Balkinization  

Monday, December 13, 2010

The Virginia Court’s bizarre health law decision

Andrew Koppelman

Today’s federal ruling striking down the Obama health care law is powerful proof that the law is, in fact, constitutional.

This apparent paradox emerges from the bizarre new legal theories that Judge Henry Hudson had to invent in order to invalidate the law – theories that, if taken seriously, would randomly destroy large parts of federal law.

The decision concerned the requirement that most Americans purchase health insurance or pay a penalty. Without this mandate, the law’s protection of people with preexisting conditions would mean that healthy people could wait until they get sick to buy insurance. That would bankrupt the entire health insurance system, because no one would be paying into the pools. Congress decided to charge those people for the costs they impose on their fellow citizens.

The Constitution gives Congress the power to “regulate Commerce . . . among the several states,” to “collect Taxes,” and to “make all Laws which shall be necessary and proper” to carry out its responsibilities. The commerce power has been understood for years to permit regulation of the national economy, which, the Supreme Court held in 1944, includes insurance. The mandate is also valid under the taxing power, which is not limited to objects of interstate commerce. The Court held in 1950 that a tax does not become unconstitutional “because it touches on activities which Congress might not otherwise regulate.” In carrying out its powers, Congress is given a broad choice of means by the necessary and proper clause; that was settled way back in 1819. This is why the two other federal district courts that previously considered challenges to the law had no problem throwing the cases out.

Judge Hudson devised novel theories to get around all this well-settled law. First he held that the decision to go uninsured, and to rely on emergency rooms to provide care, is not economic activity and so is beyond the commerce power, even though it has obvious economic consequences. “If a person’s decision not to purchase health insurance at a particular time does not constitute the type of economic activity subject to regulation under the Commerce Clause, then logically, an attempt to enforce such provision under the Necessary and Proper Clause is equally offensive to the Constitution.”
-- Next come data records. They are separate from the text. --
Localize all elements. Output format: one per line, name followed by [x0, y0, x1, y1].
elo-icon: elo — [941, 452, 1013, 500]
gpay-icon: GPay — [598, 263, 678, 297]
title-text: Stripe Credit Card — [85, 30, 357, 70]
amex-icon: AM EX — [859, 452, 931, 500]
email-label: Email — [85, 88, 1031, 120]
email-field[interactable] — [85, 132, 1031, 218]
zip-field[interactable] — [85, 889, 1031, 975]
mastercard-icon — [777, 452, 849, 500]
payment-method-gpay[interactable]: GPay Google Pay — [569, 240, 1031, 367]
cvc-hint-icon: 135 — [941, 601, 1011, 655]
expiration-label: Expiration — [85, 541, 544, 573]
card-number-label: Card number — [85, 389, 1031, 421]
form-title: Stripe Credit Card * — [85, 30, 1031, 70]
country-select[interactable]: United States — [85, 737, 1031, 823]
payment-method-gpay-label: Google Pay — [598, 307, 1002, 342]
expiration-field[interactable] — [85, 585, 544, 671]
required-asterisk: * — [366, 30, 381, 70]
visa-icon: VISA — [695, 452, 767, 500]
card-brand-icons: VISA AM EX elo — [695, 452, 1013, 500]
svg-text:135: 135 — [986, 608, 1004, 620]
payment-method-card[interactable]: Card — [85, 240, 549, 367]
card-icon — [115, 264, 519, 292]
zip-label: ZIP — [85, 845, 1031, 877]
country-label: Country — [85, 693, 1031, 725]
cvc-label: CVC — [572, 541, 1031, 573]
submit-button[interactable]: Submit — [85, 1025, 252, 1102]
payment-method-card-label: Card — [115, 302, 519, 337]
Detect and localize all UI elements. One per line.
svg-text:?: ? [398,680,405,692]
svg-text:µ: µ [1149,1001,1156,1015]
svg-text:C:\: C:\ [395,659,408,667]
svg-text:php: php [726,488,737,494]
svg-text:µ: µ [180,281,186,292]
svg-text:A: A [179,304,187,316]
By the same “logic,” if I can’t pick up a pencil with my brain, then it follows that I can’t do it with my hand either. Try this reasoning in a few other contexts. Chief Justice John Marshall noted in McCulloch v. Maryland (1819) that, unless Congress could choose the means to carry out its powers, the enumerated power “to establish post offices” could not entail the ability to punish those who rob the mail. By Hudson’s logic, however, if locking up mail robbers is no part of the operation of a post office, then an attempt to do that under the Necessary and Proper Clause is equally offensive to the Constitution. If growing marijuana for one’s own consumption is not regulable economic activity, then it too is immune from federal law.

Judge Hudson correctly observes that exercises of the Necessary and Proper power “must not violate an independent constitutional provision.” But then he reads this to mean that it may not go beyond the specifically enumerated powers. The mandate is unconstitutional because “no specifically articulated constitutional authority exists to mandate the purchase of health insurance.” This does more than implicitly overrule McCulloch v. Maryland. It reads the Necessary and Proper power out of the Constitution, because it won’t allow it to add anything to the enumerated powers.

Hudson followed the Florida court in declaring that the mandate is not a tax because some of the law’s sponsors denied that it was. As Gillian Metzger and Trevor Morrison have explained, this reasoning creates two remarkable new doctrines: federal courts have authority to police the public statements of politicians, and Congress must expressly invoke all possible constitutional bases for legislation. Both of these rules are unheard of, because they would pointlessly blow up large parts of the U.S. Code. This is constitutional interpretation undertaken in the spirit of a saboteur in wartime.

Near the end of his opinion, Judge Hudson raises a separate constitutional concern, almost as an afterthought. “At its core, this dispute is not simply about regulating the business of insurance – or crafting a system of universal health insurance coverage – it’s about an individual’s right to choose to participate.” Here he echoes the Florida Attorney General, who frankly argued for a substantive constitutional right “to make personal healthcare decisions without governmental interference.”

The Supreme Court rejected the purported “inherent right of every freeman to care for his own body and health in such way as to him seems best” in 1905, in Jacobson v. Massachusetts. The claimant there asserted that mandatory smallpox vaccination violated his rights. It is true that vaccination was an imposition on his liberty. Dying of smallpox is also an imposition on one’s liberty.

Jacobson was decided the same year as the infamous Lochner v. New York, in which the Court invented a right of employers to be free from maximum hours laws. The right that Republicans are now asserting was too much even for the Lochner Court. Was Jacobson wrong? Does the Constitution protect the smallpox virus?

Judge Hudson is right that the Act is unassailable unless we adopt these strange and destructive notions. It is hard to imagine more convincing evidence of the law’s obvious constitutionality.